Quotulatiousness

December 15, 2014

QotD: The “purity” of Marx

Filed under: History, Politics, Quotations — Tags: , , , , — Nicholas @ 00:01

You or I, upon hearing that the plan is to get rid of all government and just have people share all property in common, might ask questions like “But what if someone wants more than their share?” Marx had no interest in that question, because he believed that there was no such thing as human nature, and things like “People sometimes want more than their shares of things” are contingent upon material relations and modes of production, most notably capitalism. If you get rid of capitalism, human beings change completely, such that “wanting more than your share” is no more likely than growing a third arm.

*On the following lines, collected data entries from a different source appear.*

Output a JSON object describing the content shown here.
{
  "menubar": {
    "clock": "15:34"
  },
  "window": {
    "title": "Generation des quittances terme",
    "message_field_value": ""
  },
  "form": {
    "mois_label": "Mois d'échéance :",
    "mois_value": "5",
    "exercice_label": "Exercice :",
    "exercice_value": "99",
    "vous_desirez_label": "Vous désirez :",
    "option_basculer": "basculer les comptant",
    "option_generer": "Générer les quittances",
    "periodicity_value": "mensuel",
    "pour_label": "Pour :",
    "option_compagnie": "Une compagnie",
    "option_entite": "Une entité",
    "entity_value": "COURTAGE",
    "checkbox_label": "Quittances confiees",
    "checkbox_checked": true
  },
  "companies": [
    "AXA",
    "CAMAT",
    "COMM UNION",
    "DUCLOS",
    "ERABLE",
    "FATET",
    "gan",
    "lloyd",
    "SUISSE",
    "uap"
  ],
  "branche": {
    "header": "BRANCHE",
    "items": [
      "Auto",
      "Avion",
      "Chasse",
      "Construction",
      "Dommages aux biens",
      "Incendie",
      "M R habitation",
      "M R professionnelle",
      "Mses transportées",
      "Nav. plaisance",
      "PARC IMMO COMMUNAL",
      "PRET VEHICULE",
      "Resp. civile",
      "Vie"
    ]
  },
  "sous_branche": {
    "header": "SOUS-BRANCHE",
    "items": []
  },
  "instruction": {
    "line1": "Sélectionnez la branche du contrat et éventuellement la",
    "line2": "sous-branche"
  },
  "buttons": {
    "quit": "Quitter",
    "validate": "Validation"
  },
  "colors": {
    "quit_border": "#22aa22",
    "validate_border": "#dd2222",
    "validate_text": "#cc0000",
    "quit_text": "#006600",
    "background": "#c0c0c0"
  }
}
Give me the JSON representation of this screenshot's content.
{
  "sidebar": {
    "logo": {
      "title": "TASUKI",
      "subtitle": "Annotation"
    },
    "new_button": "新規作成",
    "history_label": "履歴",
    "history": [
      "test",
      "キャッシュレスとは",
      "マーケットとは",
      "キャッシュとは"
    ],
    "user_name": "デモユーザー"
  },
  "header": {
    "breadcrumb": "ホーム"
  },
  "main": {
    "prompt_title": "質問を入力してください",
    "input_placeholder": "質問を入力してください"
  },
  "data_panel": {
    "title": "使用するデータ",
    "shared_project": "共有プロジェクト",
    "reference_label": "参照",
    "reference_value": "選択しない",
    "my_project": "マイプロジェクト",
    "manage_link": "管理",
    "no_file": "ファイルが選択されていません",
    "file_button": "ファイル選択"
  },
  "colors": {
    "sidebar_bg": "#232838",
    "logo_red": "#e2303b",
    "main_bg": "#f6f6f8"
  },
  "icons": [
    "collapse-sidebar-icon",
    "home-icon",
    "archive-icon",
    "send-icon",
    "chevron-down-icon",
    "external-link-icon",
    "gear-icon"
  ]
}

A lot of the liberals I know try to distance themselves from people like Stalin by saying that Marx had a pure original doctrine that they corrupted. But I am finding myself much more sympathetic to the dictators and secret police. They may not have been very nice people, but they were, in a sense, operating in Near Mode. They couldn’t just tell themselves “After the Revolution, no one is going to demand more than their share,” because their philosophies were shaped by the experience of having their subordinates come up to them and say “Boss, that Revolution went great, but now someone’s demanding more than their share, what should we do?” Their systems seem to be part of the unavoidable collision of Marxist doctrine with reality. It’s possible that there are other, better ways to deal with that collision, but “returning to the purity of Marx” doesn’t seem like a workable option.

Scott Alexander, “Book Review: Singer on Marx”, Slate Star Codex, 2014-09-13.